The README headline numbers (95.63% median T1 retention, zero catastrophic failures, 30% smaller than NF4) are the Track A benchmark at 2.798 bpw. Track A and Track B are different methods, different operating points, different bpw targets. Customer evaluations should pick a track based on use case:

  • Track A (shipping now) — drop-in replacement for bitsandbytes / GPTQ / AWQ / HQQ. Pre-compressed reference artifacts roll out on Hugging Face Hub through April–May 2026.
  • Track B (v0.2) — architectural compression layered on top of (or in place of) standard quantization. Higher absolute compression, narrower architecture support at v0.2 launch.

Field definitions

  • bpw — bits per weight; effective on-disk per-parameter cost including all overhead (codebooks, scales, zero points, metadata).
  • Compression vs FP16 — compressed-artifact size relative to FP16 baseline; >1.0 means smaller. Different denominator than bpw; see footnote above.
  • Experiment family — which experimental track this row belongs to. All rows in this matrix are Track B evidence.
  • Customer ship status — whether artifacts from this experiment are downloadable today. All rows in this matrix are not yet downloadable; release in v0.2.
  • PPL FP16 — WikiText-103 perplexity of the FP16 teacher.
  • PPL compressed — WikiText-103 perplexity of the compressed model at this operating point.
  • T1 / T10 agreement — fraction of tokens where compressed top-k matches teacher top-k.
  • T1 / T10 retention — compressed top-k accuracy / teacher top-k accuracy, expressed as a percentage.

Provenance

  • Source: internal Sipsa Labs benchmark archive.
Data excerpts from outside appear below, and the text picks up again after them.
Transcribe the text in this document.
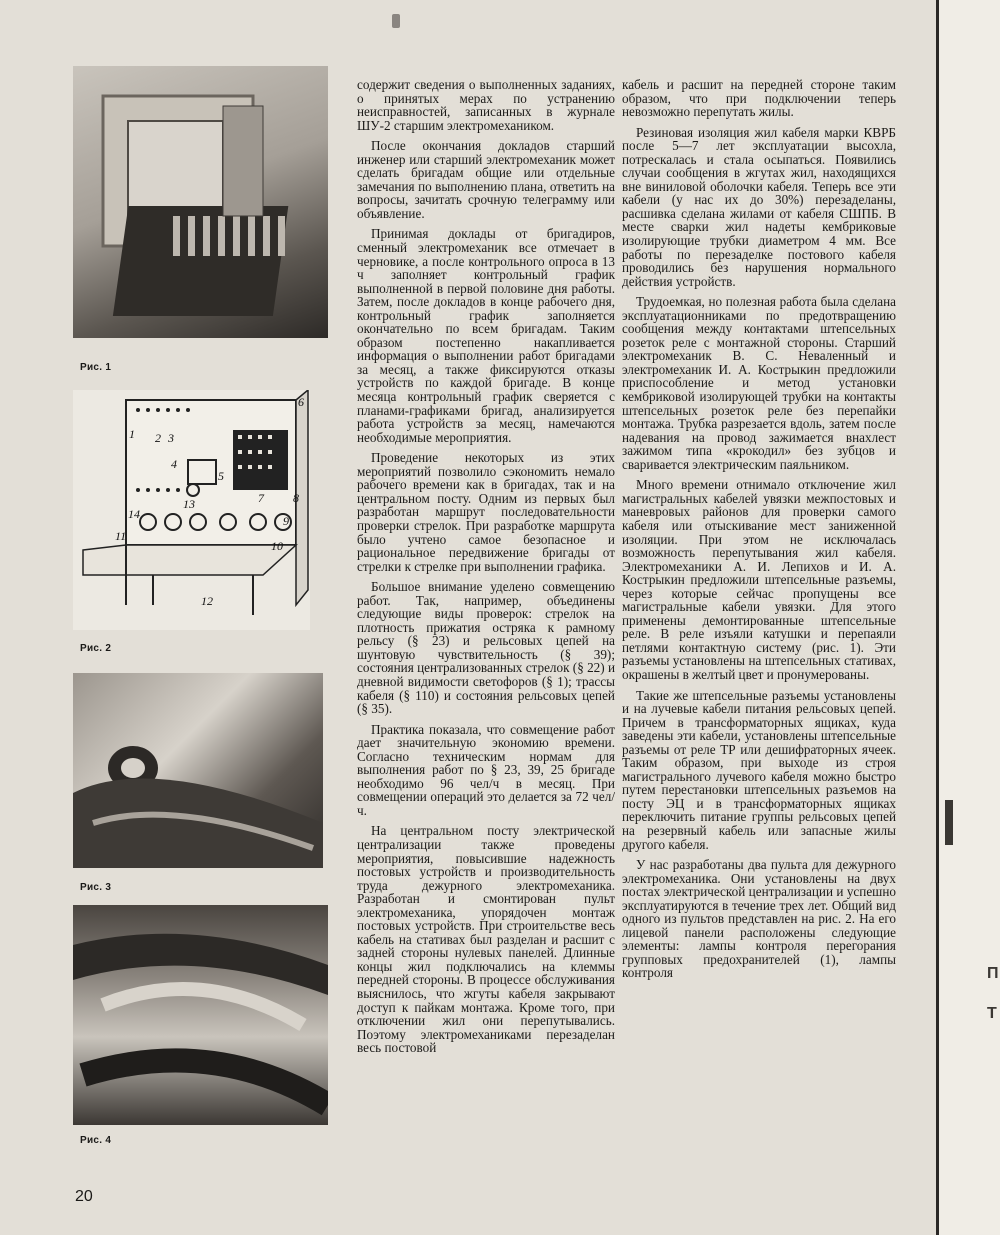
Рис. 1
1 2 3
4
5
6
7 8
9
10
11
12
13
14
Рис. 2
Рис. 3
Рис. 4
20

содержит сведения о выполненных заданиях, о принятых мерах по устранению неисправностей, записанных в журнале ШУ-2 старшим электромехаником.

После окончания докладов старший инженер или старший электромеханик может сделать бригадам общие или отдельные замечания по выполнению плана, ответить на вопросы, зачитать срочную телеграмму или объявление.

Принимая доклады от бригадиров, сменный электромеханик все отмечает в черновике, а после контрольного опроса в 13 ч заполняет контрольный график выполненной в первой половине дня работы. Затем, после докладов в конце рабочего дня, контрольный график заполняется окончательно по всем бригадам. Таким образом постепенно накапливается информация о выполнении работ бригадами за месяц, а также фиксируются отказы устройств по каждой бригаде. В конце месяца контрольный график сверяется с планами-графиками бригад, анализируется работа устройств за месяц, намечаются необходимые мероприятия.

Проведение некоторых из этих мероприятий позволило сэкономить немало рабочего времени как в бригадах, так и на центральном посту. Одним из первых был разработан маршрут последовательности проверки стрелок. При разработке маршрута было учтено самое безопасное и рациональное передвижение бригады от стрелки к стрелке при выполнении графика.

Большое внимание уделено совмещению работ. Так, например, объединены следующие виды проверок: стрелок на плотность прижатия остряка к рамному рельсу (§ 23) и рельсовых цепей на шунтовую чувствительность (§ 39); состояния централизованных стрелок (§ 22) и дневной видимости светофоров (§ 1); трассы кабеля (§ 110) и состояния рельсовых цепей (§ 35).

Практика показала, что совмещение работ дает значительную экономию времени. Согласно техническим нормам для выполнения работ по § 23, 39, 25 бригаде необходимо 96 чел/ч в месяц. При совмещении операций это делается за 72 чел/ч.

На центральном посту электрической централизации также проведены мероприятия, повысившие надежность постовых устройств и производительность труда дежурного электромеханика. Разработан и смонтирован пульт электромеханика, упорядочен монтаж постовых устройств. При строительстве весь кабель на стативах был разделан и расшит с задней стороны нулевых панелей. Длинные концы жил подключались на клеммы передней стороны. В процессе обслуживания выяснилось, что жгуты кабеля закрывают доступ к пайкам монтажа. Кроме того, при отключении жил они перепутывались. Поэтому электромеханиками перезаделан весь постовой

кабель и расшит на передней стороне таким образом, что при подключении теперь невозможно перепутать жилы.

Резиновая изоляция жил кабеля марки КВРБ после 5—7 лет эксплуатации высохла, потрескалась и стала осыпаться. Появились случаи сообщения в жгутах жил, находящихся вне виниловой оболочки кабеля. Теперь все эти кабели (у нас их до 30%) перезаделаны, расшивка сделана жилами от кабеля СШПБ. В месте сварки жил надеты кембриковые изолирующие трубки диаметром 4 мм. Все работы по перезаделке постового кабеля проводились без нарушения нормального действия устройств.

Трудоемкая, но полезная работа была сделана эксплуатационниками по предотвращению сообщения между контактами штепсельных розеток реле с монтажной стороны. Старший электромеханик В. С. Неваленный и электромеханик И. А. Кострыкин предложили приспособление и метод установки кембриковой изолирующей трубки на контакты штепсельных розеток реле без перепайки монтажа. Трубка разрезается вдоль, затем после надевания на провод зажимается внахлест зажимом типа «крокодил» без зубцов и сваривается электрическим паяльником.

Много времени отнимало отключение жил магистральных кабелей увязки межпостовых и маневровых районов для проверки самого кабеля или отыскивание мест заниженной изоляции. При этом не исключалась возможность перепутывания жил кабеля. Электромеханики А. И. Лепихов и И. А. Кострыкин предложили штепсельные разъемы, через которые сейчас пропущены все магистральные кабели увязки. Для этого применены демонтированные штепсельные реле. В реле изъяли катушки и перепаяли петлями контактную систему (рис. 1). Эти разъемы установлены на штепсельных стативах, окрашены в желтый цвет и пронумерованы.

Такие же штепсельные разъемы установлены и на лучевые кабели питания рельсовых цепей. Причем в трансформаторных ящиках, куда заведены эти кабели, установлены штепсельные разъемы от реле ТР или дешифраторных ячеек. Таким образом, при выходе из строя магистрального лучевого кабеля можно быстро путем перестановки штепсельных разъемов на посту ЭЦ и в трансформаторных ящиках переключить питание группы рельсовых цепей на резервный кабель или запасные жилы другого кабеля.

У нас разработаны два пульта для дежурного электромеханика. Они установлены на двух постах электрической централизации и успешно эксплуатируются в течение трех лет. Общий вид одного из пультов представлен на рис. 2. На его лицевой панели расположены следующие элементы: лампы контроля перегорания групповых предохранителей (1), лампы контроля	П
Т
SHA-256-verified manifest available under NDA — email legal@sipsalabs.com.
  • Extracted: 2026-04-27.
  • Method: direct field copy of public-safe fields only; method internals (operating-point parameters, codebook sizes, calibration constants) deliberately excluded — those live with the filed patent specifications and are accessible only under NDA.
  • No hand-entered values. Each row is a direct copy from the source archive with rounding only.

Notes

  • All numeric values are direct field copies from the source archive; no hand-entered values.
  • Models without ppl_fp16 / ppl_compressed ran the agreement/retention pipeline but not the perplexity pipeline.
  • Cohort medians and envelope are computed by this extractor; readers can recompute from the per-model rows.
  • This is the Track B evidence matrix — architectural-compression evidence. Track A v0.1 reference-artifact benchmarks are in the README. Do not combine.

Both matrix.md (this file) and matrix.json are direct field copies from the source-of-truth file in the internal Sipsa Labs benchmark archive. Method-internal fields (operating-point parameters, codebook sizes, calibration constants) are deliberately excluded; the patent specifications cover those.